Seven more days until vacation! Three of the days are exam days, which are minimum days for the students. Still a lot of work for me. I have a 18-point check list from admin. of things to do before I can leave next Friday. But this is a happy post. We are almost there.

I've knocked off most of the things on the list that was jumbling up my brain. In reviewing the list, I remembered I need to check up on that lack of payment issue. I did, actually, but I haven't hear anything. How could I forget to check on money that should be in my pocket? Maybe now that my brain isn't so jumbled...

The yearbook signing party was yesterday. Overall, the yearbook turned out super cool (first year in full color!) and the party went off without a hitch. I've gotten a lot of compliments about the book and how the smoothly the event went. That's good. I don't think the administration nor many of the students had much faith in me when I took over the yearbook this year. All I can say is, we had some rocky roads this year and they are damn lucky they had me. I'm patting myself on the back. Pshaw! These people don't know my past. My past is full of yearbook strife, so full that when I left my last position, I said I'd never do it again.

BTW, I've got to stop saying I'm NEVER going to do something. That's a surefire way to end up doing it. Next thing you know I'm going to be living in California, working at a fast food restaurant to support my six kids. Help!

Last week I had a potentially bad experience with a parent. It never reached me, which is often the case, but I was consulted and gave my input. Or something like that. Today the coordinator who was orginally contacted told me she'd talked to the upset parent again, and everything is okay. (We appreciate him bringing this matter to attention.
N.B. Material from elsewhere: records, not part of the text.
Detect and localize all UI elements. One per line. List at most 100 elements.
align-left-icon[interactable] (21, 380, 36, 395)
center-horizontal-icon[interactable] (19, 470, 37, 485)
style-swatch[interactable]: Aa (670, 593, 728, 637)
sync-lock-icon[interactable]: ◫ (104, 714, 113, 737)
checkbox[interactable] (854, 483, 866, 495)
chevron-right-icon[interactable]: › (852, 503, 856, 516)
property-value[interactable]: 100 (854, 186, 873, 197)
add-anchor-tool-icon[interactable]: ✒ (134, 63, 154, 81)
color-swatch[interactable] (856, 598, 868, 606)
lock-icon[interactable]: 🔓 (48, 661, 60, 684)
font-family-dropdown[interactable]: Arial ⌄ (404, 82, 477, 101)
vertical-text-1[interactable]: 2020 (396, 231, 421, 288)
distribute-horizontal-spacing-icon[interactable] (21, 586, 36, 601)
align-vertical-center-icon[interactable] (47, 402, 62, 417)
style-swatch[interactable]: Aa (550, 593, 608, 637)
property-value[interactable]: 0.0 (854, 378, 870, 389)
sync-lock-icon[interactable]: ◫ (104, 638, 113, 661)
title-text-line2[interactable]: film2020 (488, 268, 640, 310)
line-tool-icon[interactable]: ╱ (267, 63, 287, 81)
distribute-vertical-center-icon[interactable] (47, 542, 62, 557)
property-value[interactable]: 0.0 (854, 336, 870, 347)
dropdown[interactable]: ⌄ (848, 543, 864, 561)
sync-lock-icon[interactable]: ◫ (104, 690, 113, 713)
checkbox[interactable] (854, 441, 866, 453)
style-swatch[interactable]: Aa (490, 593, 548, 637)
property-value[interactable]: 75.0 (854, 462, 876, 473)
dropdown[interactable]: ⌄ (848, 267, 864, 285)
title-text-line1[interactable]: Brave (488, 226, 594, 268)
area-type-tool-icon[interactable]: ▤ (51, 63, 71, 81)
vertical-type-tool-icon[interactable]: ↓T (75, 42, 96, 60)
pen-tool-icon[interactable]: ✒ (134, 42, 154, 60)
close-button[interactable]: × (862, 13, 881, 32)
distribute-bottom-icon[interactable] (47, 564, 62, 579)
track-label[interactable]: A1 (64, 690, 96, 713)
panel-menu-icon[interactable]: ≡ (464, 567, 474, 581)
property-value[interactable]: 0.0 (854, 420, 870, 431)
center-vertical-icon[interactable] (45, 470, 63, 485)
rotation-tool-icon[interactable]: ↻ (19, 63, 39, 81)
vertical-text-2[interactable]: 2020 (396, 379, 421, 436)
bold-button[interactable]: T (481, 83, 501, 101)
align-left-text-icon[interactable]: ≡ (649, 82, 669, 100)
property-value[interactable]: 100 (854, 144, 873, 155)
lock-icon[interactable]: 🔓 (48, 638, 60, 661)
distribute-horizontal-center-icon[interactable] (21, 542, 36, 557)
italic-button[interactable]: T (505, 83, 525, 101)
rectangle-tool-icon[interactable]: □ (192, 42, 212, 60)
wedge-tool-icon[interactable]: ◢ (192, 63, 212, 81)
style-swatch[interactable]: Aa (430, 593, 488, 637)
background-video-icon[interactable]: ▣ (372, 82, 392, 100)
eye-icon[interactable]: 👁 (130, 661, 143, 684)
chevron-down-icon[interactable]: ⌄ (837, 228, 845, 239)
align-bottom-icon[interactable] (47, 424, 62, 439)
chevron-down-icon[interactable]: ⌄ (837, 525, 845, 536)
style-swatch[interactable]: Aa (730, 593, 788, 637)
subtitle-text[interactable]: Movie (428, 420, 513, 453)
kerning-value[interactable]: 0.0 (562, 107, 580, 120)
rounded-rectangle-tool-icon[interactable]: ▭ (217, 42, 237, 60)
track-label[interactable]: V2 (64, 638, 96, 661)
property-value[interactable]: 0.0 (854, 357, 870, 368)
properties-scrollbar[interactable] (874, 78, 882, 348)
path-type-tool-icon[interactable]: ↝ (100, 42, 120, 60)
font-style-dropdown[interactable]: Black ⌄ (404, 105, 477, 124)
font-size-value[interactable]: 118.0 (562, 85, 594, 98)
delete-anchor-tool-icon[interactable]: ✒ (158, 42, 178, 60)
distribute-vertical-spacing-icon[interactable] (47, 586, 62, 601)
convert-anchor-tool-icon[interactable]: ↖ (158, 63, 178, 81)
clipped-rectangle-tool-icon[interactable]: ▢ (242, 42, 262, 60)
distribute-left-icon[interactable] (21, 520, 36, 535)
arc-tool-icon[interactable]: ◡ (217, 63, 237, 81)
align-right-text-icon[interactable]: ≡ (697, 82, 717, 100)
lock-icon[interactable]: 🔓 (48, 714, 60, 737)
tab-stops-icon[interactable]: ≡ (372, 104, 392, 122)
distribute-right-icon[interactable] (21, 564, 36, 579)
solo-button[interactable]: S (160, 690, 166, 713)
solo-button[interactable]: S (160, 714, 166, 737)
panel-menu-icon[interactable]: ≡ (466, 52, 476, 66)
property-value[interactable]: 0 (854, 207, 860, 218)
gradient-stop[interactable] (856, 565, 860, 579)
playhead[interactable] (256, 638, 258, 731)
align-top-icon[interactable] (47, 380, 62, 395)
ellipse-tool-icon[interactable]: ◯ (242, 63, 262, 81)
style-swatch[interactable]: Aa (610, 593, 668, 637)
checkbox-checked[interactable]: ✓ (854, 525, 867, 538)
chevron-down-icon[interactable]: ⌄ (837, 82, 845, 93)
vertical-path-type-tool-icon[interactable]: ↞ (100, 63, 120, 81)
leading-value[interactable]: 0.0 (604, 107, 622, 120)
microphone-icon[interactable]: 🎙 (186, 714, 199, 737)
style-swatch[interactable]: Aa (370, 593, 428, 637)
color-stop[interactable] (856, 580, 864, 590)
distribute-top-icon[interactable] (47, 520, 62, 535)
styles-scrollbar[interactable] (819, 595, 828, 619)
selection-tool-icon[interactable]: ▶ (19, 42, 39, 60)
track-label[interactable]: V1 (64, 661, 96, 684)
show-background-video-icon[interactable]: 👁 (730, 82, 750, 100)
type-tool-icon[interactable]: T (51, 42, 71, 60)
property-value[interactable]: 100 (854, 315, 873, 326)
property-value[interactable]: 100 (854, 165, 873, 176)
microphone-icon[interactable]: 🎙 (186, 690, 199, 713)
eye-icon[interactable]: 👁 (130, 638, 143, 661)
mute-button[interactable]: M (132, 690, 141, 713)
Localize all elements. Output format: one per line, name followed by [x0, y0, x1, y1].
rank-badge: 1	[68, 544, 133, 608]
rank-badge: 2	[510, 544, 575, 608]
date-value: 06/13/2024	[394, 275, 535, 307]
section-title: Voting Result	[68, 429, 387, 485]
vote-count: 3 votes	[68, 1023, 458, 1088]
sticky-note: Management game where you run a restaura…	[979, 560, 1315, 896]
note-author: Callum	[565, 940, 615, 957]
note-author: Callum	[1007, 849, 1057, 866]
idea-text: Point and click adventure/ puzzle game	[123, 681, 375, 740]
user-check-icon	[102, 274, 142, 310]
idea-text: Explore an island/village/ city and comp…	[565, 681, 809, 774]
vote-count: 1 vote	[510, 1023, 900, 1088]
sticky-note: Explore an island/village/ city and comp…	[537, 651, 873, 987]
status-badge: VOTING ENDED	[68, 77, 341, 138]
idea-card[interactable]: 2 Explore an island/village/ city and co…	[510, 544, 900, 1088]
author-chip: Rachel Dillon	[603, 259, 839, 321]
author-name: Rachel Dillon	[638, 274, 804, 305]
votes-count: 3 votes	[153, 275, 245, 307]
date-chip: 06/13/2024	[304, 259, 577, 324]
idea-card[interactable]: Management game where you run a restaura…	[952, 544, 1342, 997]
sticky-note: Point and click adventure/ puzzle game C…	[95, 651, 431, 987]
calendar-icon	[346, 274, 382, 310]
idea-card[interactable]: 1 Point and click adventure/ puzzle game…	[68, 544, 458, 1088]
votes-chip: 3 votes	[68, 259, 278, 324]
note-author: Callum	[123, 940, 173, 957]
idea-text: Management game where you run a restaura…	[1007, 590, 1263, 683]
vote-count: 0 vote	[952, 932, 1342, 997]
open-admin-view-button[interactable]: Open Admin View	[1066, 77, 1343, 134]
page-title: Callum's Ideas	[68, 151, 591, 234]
We're working together, here! Wish that could happen more.) She also passed on a compliment that I was the student's favorite teacher, which seems pretty bland, but the student is a tough one to get to know. For his parents to acknowledge it and pass it on, especially when I was at the top of their shit list last week, is major. I recognized the student's awesome personality in the first week of school, but he keeps it pretty buried. I've kept trying to draw him out all year, and mostly he doesn't let me. It's like this secret between us that he is a much cooler kid that he lets people know. You know, he's been one of my favorites of all time, so I am glad to know the feeling is mutual.

Seems like I should have some more happy thoughts.

Oh! I found $.06 today! Puttin' that in my new car fund.